Por la mañana, se acercó al establo con su mujer y la vaca ya no estaba, pero en su lugar, había siete preciosas cabras. Saltaron y lloraron de felicidad y a partir de entonces, su suerte cambió.
Las cabras daban mucha leche para beber y hacer ricos quesos que luego vendían en el mercado. Con el dinero que obtenían, compraban gallinas ponedoras que daban sabrosos huevos, y semillas para plantar cereal para fabricar pan. Como tenían pan de sobra, también lo vendían y con las monedas que ganaban, se compraban ropas y artículos para la casa. Y así, el campesino y su mujer se hicieron ricos y se olvidaron de agradecer al buen gigante todo lo que había hecho por ellos
Pasó el tiempo, y un día, el campesino, pasó por delante de la puerta de Halvar. El gigante le vio y le llamó:
- ¡ Eh, amigo!… ¿ Me recuerdas? ¿ Por qué no entras a mi casa y me cuentas qué tal te ha ido la vida?..

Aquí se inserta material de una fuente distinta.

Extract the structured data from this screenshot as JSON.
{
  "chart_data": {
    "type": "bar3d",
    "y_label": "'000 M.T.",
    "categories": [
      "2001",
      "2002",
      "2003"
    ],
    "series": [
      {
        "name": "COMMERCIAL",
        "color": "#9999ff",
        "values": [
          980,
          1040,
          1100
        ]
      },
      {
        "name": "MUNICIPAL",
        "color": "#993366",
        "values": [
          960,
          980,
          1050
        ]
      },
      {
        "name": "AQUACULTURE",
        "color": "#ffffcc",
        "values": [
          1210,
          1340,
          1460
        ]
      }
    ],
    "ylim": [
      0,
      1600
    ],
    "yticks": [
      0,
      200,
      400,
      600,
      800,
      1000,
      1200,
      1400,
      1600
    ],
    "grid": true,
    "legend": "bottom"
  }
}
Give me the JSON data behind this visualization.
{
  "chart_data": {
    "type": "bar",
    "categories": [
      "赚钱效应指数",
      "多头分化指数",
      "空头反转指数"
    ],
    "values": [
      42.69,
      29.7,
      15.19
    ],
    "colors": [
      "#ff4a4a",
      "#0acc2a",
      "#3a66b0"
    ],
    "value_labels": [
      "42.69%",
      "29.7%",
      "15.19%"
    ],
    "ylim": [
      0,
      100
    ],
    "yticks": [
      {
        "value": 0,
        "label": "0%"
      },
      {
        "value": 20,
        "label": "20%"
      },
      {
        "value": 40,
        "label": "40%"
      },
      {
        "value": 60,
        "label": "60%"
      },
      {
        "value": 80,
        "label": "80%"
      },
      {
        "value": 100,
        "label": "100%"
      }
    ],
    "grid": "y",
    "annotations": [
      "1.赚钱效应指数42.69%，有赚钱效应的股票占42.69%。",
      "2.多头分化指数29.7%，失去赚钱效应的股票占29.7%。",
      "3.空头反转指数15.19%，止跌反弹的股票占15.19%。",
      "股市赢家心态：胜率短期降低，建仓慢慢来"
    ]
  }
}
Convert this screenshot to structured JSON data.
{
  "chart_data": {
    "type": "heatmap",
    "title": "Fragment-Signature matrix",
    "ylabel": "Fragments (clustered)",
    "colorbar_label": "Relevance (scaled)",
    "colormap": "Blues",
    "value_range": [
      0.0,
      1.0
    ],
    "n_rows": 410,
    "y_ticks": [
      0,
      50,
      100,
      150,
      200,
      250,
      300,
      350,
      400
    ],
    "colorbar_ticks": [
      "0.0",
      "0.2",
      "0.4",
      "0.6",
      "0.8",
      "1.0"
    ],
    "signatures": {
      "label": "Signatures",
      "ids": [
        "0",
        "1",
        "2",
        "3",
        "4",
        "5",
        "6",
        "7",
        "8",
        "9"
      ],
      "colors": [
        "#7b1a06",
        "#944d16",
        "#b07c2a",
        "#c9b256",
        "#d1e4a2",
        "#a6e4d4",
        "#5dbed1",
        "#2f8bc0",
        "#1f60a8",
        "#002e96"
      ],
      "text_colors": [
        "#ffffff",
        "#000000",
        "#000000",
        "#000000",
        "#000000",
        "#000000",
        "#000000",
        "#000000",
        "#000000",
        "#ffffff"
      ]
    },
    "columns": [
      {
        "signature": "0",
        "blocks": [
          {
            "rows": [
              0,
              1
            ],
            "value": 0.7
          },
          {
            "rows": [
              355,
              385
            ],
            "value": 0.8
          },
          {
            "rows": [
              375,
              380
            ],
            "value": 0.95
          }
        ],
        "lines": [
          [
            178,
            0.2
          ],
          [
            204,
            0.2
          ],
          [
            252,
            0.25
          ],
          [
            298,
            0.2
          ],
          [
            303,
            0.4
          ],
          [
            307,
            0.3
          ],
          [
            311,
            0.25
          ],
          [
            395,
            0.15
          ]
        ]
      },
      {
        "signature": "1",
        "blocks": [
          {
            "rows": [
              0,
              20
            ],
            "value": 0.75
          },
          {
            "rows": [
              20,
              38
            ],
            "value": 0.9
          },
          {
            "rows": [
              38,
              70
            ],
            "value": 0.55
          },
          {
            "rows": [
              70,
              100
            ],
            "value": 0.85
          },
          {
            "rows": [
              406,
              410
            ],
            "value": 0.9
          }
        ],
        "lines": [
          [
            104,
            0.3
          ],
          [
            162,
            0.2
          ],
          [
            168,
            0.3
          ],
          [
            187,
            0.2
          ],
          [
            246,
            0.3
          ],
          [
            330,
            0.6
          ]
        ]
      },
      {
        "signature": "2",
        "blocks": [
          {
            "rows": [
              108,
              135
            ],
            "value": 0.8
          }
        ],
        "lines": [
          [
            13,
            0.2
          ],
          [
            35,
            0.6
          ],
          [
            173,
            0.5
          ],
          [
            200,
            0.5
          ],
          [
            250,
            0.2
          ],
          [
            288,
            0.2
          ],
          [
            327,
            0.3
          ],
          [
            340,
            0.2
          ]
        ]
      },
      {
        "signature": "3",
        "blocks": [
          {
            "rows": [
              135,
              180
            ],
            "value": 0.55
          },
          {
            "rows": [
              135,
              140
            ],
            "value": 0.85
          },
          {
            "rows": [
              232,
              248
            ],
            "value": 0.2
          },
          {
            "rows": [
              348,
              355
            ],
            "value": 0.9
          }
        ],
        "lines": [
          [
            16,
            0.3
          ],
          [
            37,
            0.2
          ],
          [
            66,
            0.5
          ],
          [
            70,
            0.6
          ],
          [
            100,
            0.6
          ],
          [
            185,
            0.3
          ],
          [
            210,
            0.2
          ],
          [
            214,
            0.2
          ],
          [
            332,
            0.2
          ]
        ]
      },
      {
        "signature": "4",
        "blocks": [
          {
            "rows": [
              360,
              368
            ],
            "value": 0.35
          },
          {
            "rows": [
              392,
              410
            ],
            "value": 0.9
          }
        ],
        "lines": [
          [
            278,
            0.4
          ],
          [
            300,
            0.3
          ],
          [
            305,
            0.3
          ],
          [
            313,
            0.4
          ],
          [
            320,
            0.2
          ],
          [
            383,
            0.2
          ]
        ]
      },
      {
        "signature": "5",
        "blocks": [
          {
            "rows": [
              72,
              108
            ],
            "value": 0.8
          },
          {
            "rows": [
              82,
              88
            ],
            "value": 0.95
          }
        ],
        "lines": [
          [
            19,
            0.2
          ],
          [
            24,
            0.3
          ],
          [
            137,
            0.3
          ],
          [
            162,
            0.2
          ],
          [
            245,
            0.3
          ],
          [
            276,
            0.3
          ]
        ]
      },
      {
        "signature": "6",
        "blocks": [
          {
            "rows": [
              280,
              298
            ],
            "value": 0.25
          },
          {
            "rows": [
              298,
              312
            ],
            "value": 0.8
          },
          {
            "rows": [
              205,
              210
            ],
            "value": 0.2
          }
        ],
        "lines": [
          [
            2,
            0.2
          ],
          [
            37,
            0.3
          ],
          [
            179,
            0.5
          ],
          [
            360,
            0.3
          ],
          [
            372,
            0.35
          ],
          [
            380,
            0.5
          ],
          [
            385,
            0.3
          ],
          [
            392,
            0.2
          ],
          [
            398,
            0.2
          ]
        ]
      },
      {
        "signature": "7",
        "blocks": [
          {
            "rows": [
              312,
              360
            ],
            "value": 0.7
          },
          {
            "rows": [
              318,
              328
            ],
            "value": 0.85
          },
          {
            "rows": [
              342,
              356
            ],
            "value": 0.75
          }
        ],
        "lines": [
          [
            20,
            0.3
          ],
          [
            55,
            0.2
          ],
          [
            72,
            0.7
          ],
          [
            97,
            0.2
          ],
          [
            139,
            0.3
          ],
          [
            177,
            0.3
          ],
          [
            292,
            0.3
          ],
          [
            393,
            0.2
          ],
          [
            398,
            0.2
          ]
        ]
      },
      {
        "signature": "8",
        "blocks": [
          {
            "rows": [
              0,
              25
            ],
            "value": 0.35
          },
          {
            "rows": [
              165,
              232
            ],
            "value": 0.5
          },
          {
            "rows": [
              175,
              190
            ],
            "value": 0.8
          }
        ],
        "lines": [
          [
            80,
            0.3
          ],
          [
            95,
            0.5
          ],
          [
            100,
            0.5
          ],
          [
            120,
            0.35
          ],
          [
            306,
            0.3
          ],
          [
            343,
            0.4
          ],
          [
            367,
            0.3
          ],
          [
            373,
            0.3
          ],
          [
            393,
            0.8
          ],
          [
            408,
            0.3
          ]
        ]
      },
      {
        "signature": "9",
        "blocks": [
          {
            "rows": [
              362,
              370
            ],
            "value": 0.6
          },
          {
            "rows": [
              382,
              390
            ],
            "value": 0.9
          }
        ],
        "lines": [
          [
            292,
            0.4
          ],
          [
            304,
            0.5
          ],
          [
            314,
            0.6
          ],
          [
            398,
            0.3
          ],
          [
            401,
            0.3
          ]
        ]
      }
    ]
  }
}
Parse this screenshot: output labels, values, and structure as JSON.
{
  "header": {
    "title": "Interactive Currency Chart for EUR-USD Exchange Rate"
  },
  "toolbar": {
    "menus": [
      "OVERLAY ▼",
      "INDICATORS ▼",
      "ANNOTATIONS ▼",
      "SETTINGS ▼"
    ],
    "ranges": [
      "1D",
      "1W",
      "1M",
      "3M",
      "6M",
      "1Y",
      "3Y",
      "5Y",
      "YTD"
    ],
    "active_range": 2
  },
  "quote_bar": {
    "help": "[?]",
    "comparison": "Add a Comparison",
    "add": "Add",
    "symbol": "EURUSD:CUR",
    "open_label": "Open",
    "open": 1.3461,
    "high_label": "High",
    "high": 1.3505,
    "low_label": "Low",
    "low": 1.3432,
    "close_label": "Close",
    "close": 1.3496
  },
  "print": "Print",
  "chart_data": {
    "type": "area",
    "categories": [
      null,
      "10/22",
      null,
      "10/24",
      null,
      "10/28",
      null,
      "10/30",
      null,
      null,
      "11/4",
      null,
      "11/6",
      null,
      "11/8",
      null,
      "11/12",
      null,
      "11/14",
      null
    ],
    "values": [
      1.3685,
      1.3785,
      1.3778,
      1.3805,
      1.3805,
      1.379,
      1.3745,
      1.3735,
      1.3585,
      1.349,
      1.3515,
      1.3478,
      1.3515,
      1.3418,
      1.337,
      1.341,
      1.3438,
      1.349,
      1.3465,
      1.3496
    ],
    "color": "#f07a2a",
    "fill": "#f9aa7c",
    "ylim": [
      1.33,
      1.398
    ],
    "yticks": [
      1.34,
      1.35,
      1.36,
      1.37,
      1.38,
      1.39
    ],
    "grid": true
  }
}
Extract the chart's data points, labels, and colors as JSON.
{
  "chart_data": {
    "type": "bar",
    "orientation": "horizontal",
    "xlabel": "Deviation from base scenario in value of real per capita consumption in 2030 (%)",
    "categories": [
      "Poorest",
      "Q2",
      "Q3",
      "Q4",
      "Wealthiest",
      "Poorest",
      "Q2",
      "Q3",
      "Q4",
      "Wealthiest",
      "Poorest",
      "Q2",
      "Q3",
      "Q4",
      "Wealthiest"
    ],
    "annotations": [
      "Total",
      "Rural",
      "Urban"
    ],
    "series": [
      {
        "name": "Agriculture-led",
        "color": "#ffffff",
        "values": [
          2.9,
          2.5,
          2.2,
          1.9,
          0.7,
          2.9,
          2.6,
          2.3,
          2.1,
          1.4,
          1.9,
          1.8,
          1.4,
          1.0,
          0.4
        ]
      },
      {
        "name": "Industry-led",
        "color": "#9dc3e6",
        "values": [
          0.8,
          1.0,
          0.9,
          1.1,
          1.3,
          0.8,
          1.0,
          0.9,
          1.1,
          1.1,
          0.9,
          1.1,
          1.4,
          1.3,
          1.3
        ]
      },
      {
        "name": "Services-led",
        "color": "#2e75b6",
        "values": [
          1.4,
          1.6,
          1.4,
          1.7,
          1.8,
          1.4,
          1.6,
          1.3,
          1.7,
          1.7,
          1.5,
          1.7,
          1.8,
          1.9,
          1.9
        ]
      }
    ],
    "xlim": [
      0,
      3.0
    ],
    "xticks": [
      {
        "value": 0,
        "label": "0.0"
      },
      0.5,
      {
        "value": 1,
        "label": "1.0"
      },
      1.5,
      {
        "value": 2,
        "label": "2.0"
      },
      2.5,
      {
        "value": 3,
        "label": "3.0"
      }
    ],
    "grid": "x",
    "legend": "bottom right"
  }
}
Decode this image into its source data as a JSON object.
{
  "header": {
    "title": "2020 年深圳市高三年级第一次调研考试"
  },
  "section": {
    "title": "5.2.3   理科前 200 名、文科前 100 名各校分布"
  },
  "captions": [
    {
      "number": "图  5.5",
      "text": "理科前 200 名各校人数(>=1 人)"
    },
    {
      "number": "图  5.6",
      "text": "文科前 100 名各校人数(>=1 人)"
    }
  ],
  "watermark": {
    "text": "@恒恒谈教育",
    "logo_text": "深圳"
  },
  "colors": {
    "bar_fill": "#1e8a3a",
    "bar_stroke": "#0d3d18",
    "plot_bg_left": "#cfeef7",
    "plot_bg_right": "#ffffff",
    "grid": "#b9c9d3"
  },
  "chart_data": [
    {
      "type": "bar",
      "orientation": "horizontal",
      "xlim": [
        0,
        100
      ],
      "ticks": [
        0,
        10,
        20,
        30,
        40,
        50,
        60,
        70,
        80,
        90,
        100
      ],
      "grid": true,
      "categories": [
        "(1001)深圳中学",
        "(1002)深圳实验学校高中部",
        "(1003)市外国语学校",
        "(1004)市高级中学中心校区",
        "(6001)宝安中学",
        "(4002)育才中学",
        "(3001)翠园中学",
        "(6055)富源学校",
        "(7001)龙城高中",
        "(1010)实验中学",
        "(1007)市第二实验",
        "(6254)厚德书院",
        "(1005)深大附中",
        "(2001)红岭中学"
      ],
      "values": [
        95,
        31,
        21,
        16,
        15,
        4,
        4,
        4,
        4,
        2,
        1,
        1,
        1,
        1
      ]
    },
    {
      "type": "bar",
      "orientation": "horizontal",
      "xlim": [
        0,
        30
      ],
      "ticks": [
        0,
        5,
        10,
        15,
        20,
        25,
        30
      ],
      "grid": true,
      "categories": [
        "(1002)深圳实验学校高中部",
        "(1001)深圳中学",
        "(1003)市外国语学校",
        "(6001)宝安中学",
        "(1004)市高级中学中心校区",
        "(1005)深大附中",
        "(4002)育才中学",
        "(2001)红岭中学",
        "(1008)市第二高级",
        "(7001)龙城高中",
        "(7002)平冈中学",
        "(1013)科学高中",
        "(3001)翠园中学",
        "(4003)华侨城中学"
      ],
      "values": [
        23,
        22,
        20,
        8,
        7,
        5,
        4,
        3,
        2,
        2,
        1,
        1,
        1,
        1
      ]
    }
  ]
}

-Me acuerdo de ti – dijo el campesino – pero tengo cosas muy importantes que hacer y no puedo ahora perder el tiempo contigo. Veo que sigues siendo un gigante pobre … Deberías invertir el dinero que te sobra y algún día, podrás ser un hombre rico e importante como yo.
Y se fue. Halvar se quedó triste y pensativo, mirando cómo desaparecía a lo lejos en su lustroso caballo. Pero enseguida sonrió pensando:
– Bueno … este hombre ahora es rico y feliz, y yo he contribuido a ello. No ha sabido agradecerlo, pero yo por eso no voy a cambiar. Siempre que pueda, seguiré ayudando a quien lo necesite.
Así que el gigante siguió feliz en su hogar, haciendo el bien a grandes y pequeños. Su casa era un lugar agradable en donde todo el mundo era bienvenido y durante años muchos niños acudieron allí a jugar.